North Vancouver RCMP have released surveillance camera footage of suspect vehicle.

Police in North Vancouver are releasing images of a suspect and vehicle caught on surveillance camera footage near a rainbow crosswalk the night it was defaced.

Police are releasing the images in the hopes the public might recognize the vehicle or have information that could help the investigation, said Const. Mansoor Sahak, spokesman for the North Vancouver RCMP.

On Aug. 2, when Pride Week festivities were just wrapping up, someone spray-painted hateful messages targeting the LGBTQAI2S+ community on the crosswalk at 14th Street and Lonsdale Avenue.

The message appeared to mimic biblical language, although the words themselves aren’t in the Bible.

It was the second time in two years that a rainbow crosswalk had been targeted with graffiti in North Vancouver.

Sahak said images captured by a nearby surveillance camera showed a black vehicle – identified as a Chrysler 300 – parking near to the rainbow crosswalk at 4:30 a.m. on Aug. 2. The driver is then seen walking to the crosswalk, using spray paint and then walking back to the car and driving away, he said.

crosswalk vandal footage
North Vancouver RCMP have released security camera images of a suspect vehicle. | NV RCMP

Police are asking anyone who recognizes the vehicle, or who has information about the crime, to contact the North Vancouver RCMP.

Both the North Shore Pride Alliance and City of North Vancouver have condemned the defacing of the crosswalk.

Pride Alliance founder Chris Bolton told the North Shore News in August the vandalism was hurtful.

“It brings me back to that eight-year-old at Ridgeway Elementary school being told that I was wrong, and I don’t belong,” he said.

Mayor Linda Buchanan issued a statement saying she was “saddened and angered” by the actions. “It’s not who we are as a community,” she said.

Buchanan said at the time she believes the city’s residents overwhelmingly believe in love and equity and that efforts to undermine that are “unacceptable.”

Bolton said the most supportive thing the wider community can do is confront hate in any form it arises.

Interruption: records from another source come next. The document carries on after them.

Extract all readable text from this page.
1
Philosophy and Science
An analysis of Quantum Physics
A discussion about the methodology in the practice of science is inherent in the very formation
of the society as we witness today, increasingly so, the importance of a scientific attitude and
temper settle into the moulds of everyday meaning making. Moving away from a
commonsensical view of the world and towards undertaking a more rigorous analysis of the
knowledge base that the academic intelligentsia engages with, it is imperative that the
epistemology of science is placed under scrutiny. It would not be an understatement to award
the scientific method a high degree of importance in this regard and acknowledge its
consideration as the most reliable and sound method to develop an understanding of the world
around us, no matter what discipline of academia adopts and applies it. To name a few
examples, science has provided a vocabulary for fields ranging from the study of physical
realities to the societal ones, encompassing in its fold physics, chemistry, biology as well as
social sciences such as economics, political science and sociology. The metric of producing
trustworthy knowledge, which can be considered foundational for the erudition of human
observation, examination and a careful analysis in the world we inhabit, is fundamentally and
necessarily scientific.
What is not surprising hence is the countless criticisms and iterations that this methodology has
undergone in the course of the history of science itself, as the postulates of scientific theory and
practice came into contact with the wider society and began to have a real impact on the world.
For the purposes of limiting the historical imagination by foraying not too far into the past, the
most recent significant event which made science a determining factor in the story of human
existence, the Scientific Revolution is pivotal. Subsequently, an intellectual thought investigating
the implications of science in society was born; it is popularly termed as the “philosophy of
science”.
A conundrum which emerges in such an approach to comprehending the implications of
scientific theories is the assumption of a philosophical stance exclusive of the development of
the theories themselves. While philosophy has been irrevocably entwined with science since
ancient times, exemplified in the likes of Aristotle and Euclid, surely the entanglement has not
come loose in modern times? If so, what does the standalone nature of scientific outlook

“You have to make a difference where you are. That’s what it is. If you see anybody being othered or discriminated against, you have to stop it dead in its tracks,” he said. “And that goes for LGBTQ issues, it goes to the BIPOC community. It goes for everybody.”

In 2019, the City of North Vancouver was the first municipality on the North Shore to install a rainbow crosswalk as a symbol of welcoming and inclusion.

In 2021, the District of North Vancouver’s rainbow crosswalk outside Lynn Valley Village was defaced with hateful language just days after it was unveiled. No one was ever arrested.

Meanwhile, anyone with information about this graffiti can contact North Vancouver RCMP at 604-985-1311 and quote file #22-19179.

Sahak said anyone who has been negatively impacted by the incident can also speak with the North Vancouver RCMP’s victim services.